Early in his distinguished career, Andrew Manze was known as a Baroque violinist. But not any violinist. He brought zeal, ebullience, intelligence and scholarship to everything he touched. Those qualities he brings to the podium, as his Seattle Symphony Orchestra debut testified to this weekend at Benaroya Hall. He has a small orchestra, not quite 30 musicians, all strings. The balance is at McCaw Hall doing its duty with Seattle Opera and the premiere of “Amelia.” In some ways it makes no difference because the English conductor can accomplish what he wants with whatever means he has as his disposal. What one did glimpse were his predilections toward the Baroque era, in which he has spent a good share of his career, and English music.

The first half was quite neat in that it opened with a concerto grosso of Arcangelo Corelli (Op. 6, No. 3) followed by Michael Tippett’s take on Corelli, titled “Fantasia Concertante on a Theme of Corelli.” The second half was entirely English, mostly from the 20th century — Elgar and Vaughan Williams — as well as the 16th — Thomas Tallis. Most of the music was new to the symphony.

The Corelli was one of the most attractive pieces on the program but not as well played as the rest. Manze has plenty of verve: he likes brisk tempos. Though the orchestra was game, its playing was not always as tidy as it could have been. Despite that, Manze pressed on and delivered the spirit of the piece if not all the notes. Tippett is one of the treasures of late 20th-century English music, revered more in his native land than abroad. As Manze said in one of the many introductions, “Tippett does not travel well.” The composer, who died in 1998, is quite able to write music of great density and clashing sensibilities. His tribute to Corelli, commissioned by the Edinburgh Festival to commemorate the tercentenary of the composer’s birth in 1953, is not such a piece. It is easy on the ears, perhaps a little thick.

Elgar wrote a lot of beautiful, smoothly-flowing music which suggests the English landscape. His “Introduction and Allegro for Strings” is part of that sensibility. Its lyricism is rich and multi-layered. The strings of the SSO responded to the long line with amplitude and beauty of tone.

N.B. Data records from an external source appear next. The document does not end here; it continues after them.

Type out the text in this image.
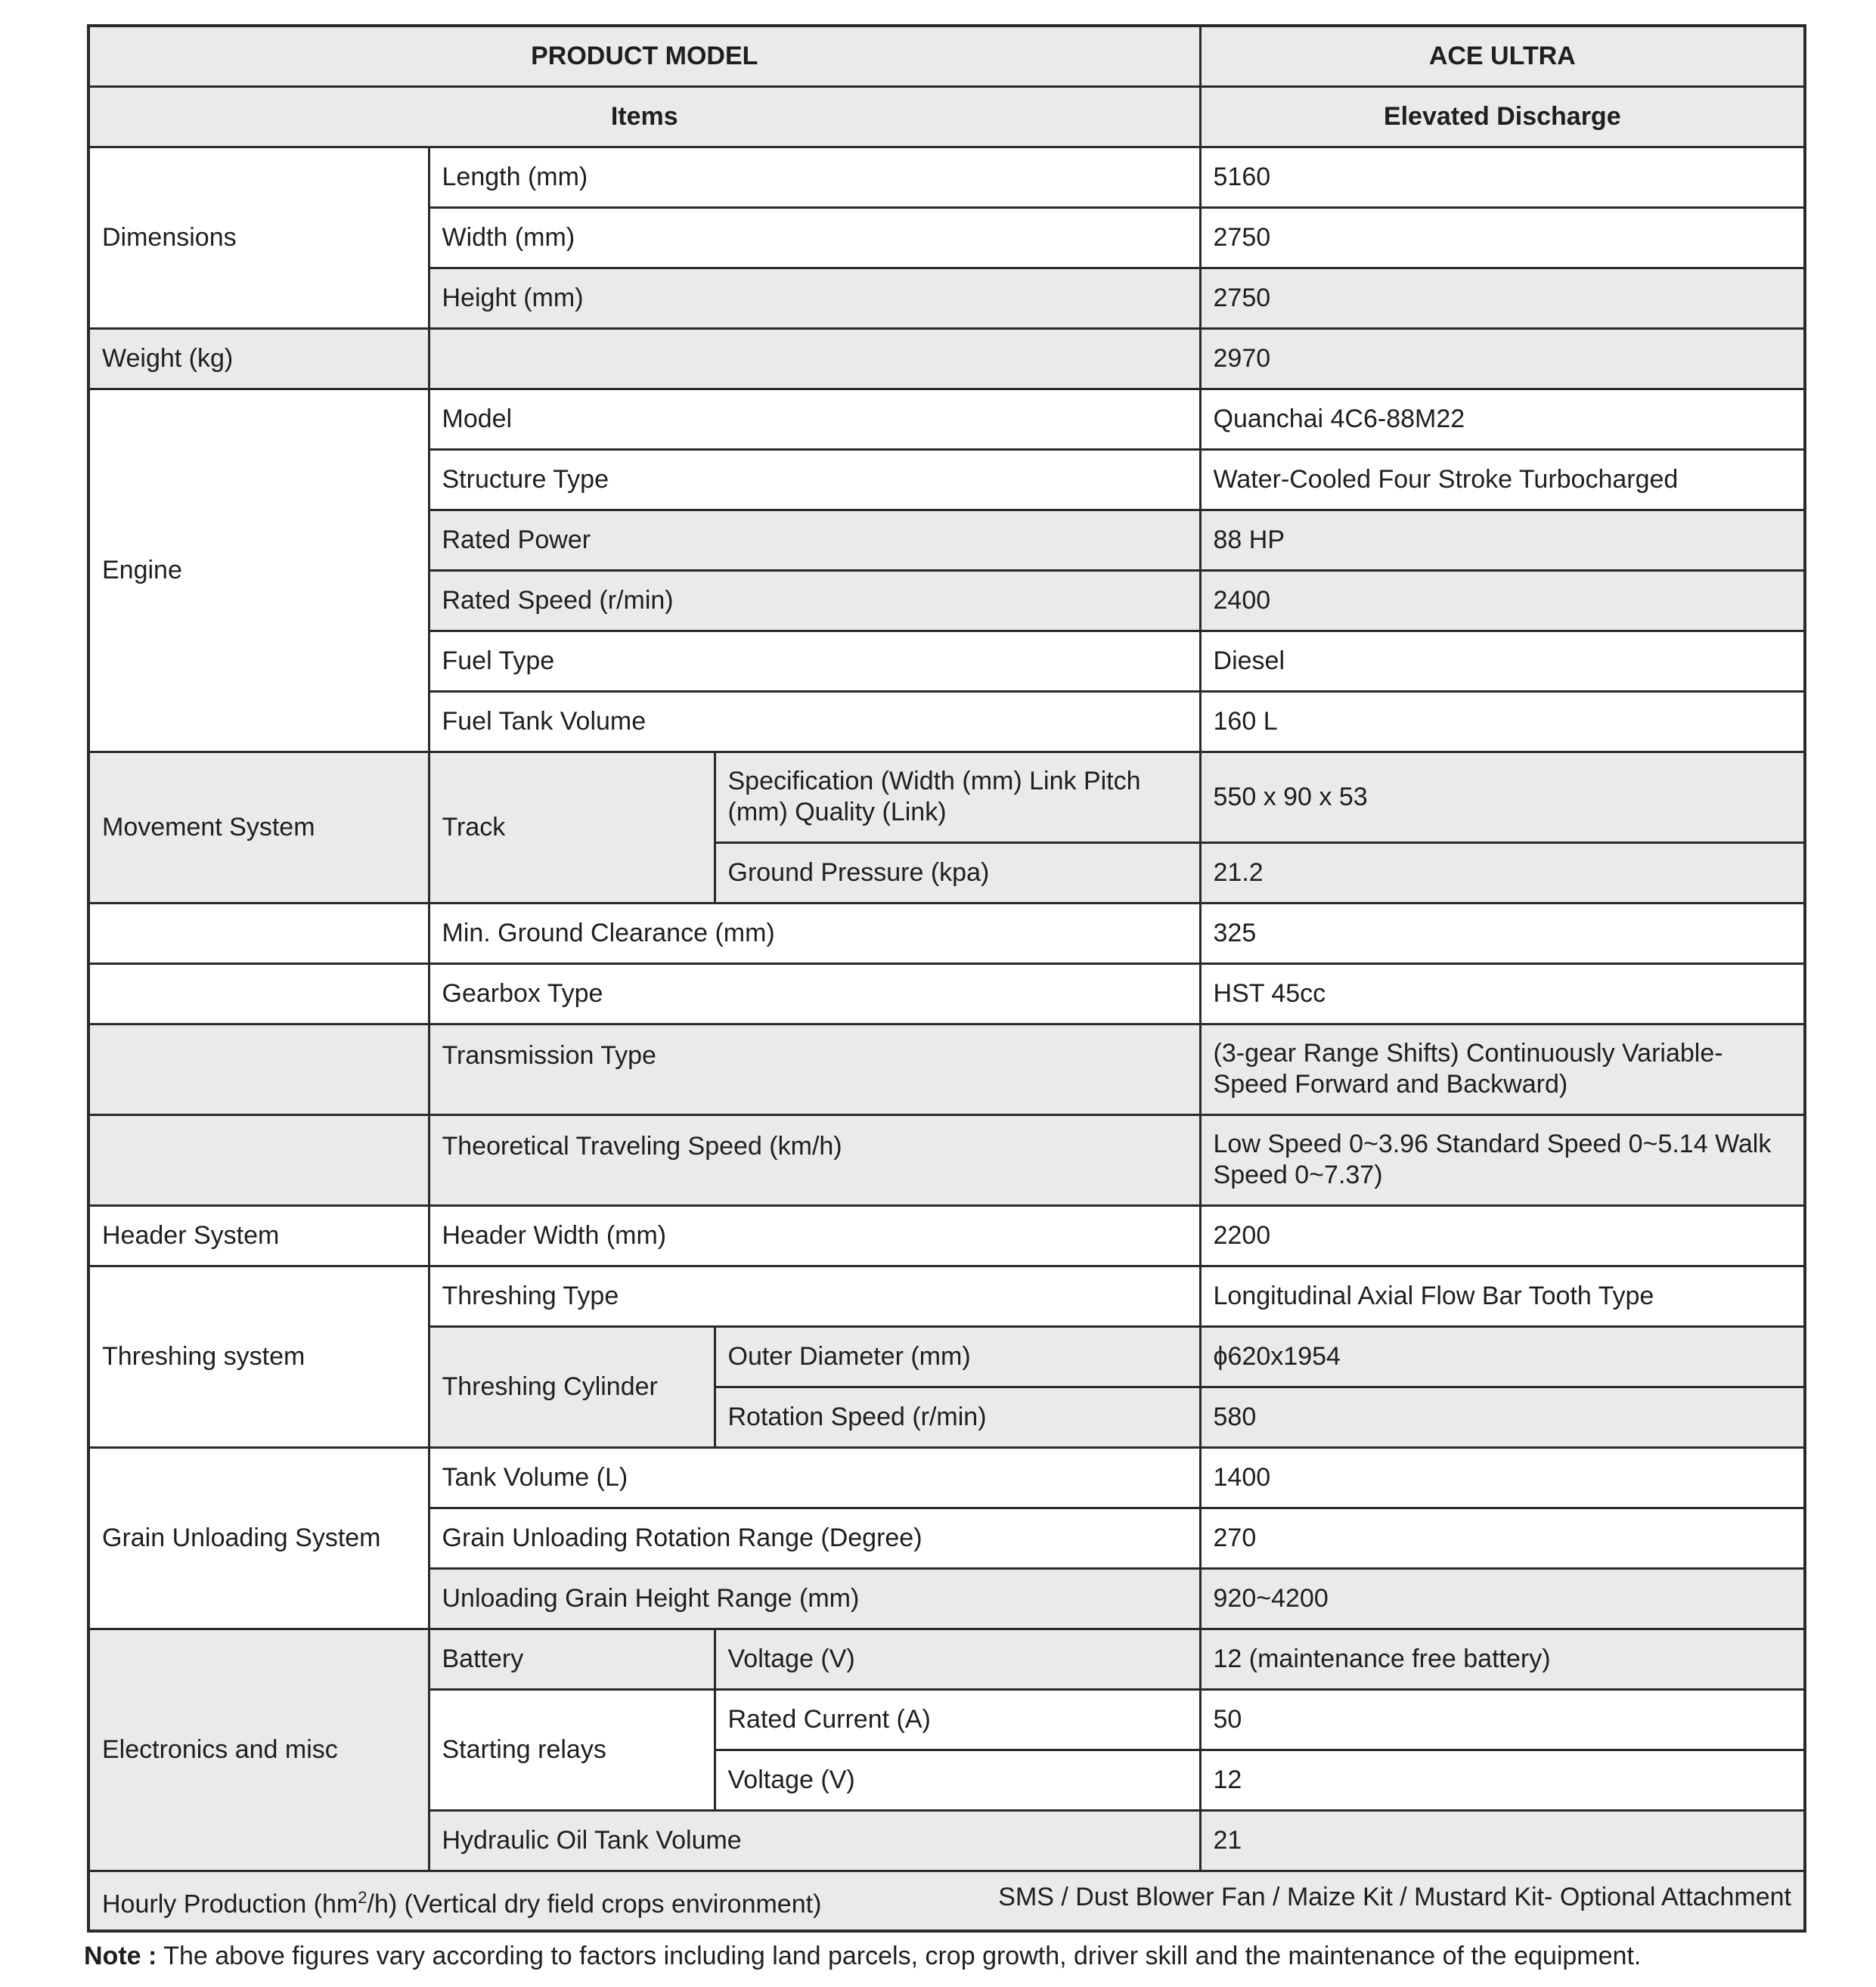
PRODUCT MODEL			ACE ULTRA
Items			Elevated Discharge
Dimensions	Length (mm)		5160
	Width (mm)		2750
	Height (mm)		2750
Weight (kg)			2970
Engine	Model		Quanchai 4C6-88M22
	Structure Type		Water-Cooled Four Stroke Turbocharged
	Rated Power		88 HP
	Rated Speed (r/min)		2400
	Fuel Type		Diesel
	Fuel Tank Volume		160 L
Movement System	Track	Specification (Width (mm) Link Pitch (mm) Quality (Link)	550 x 90 x 53
		Ground Pressure (kpa)	21.2
	Min. Ground Clearance (mm)		325
	Gearbox Type		HST 45cc
	Transmission Type		(3-gear Range Shifts) Continuously Variable-Speed Forward and Backward)
	Theoretical Traveling Speed (km/h)		Low Speed 0~3.96 Standard Speed 0~5.14 Walk Speed 0~7.37)
Header System	Header Width (mm)		2200
Threshing system	Threshing Type		Longitudinal Axial Flow Bar Tooth Type
	Threshing Cylinder	Outer Diameter (mm)	ϕ620x1954
		Rotation Speed (r/min)	580
Grain Unloading System	Tank Volume (L)		1400
	Grain Unloading Rotation Range (Degree)		270
	Unloading Grain Height Range (mm)		920~4200
Electronics and misc	Battery	Voltage (V)	12 (maintenance free battery)
	Starting relays	Rated Current (A)	50
		Voltage (V)	12
	Hydraulic Oil Tank Volume		21

Hourly Production $(hm^2/h)$ (Vertical dry field crops environment) SMS / Dust Blower Fan / Maize Kit / Mustard Kit- Optional Attachment			
Note : The above figures vary according to factors including land parcels, crop growth, driver skill and the maintenance of the equipment.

He uses a solo string quartet within the ensemble that resembles a concerto grosso. Violinists were Maria Larionoff and Elisa Barston. They played predictably well. Normally Susan Gulkis, principal violist, would have been part of the quartet, but she was at MCaw. Instead Arie Schachter, associate principal, played with a warm, engaging tone. He played equally well later in the program.

The final section was a clever bit: Tallis’ hymn, “When Rising From the Bed of Death,” was performed, followed by Vaughan Williams’ adaptation of it for string orchestra, “Fantasia on a Theme by Thomas Tallis.” The hymn is a handsome piece of musical goods, its lyricism strong and appealing. So too Vaughan Williams’ arrangement which has a secure spot in the orchestral repertory. Manze had no difficulty conveying the richness of his ideas or their flow.

The conductor likes to talk from the podium. Too much. That said, he is vastly entertaining and wears his learning lightly. People might have raised their eyebrows at all these intros but at the same time enjoying their fluency and wit. .

The program will be repeated Saturday night and Sunday afternoon.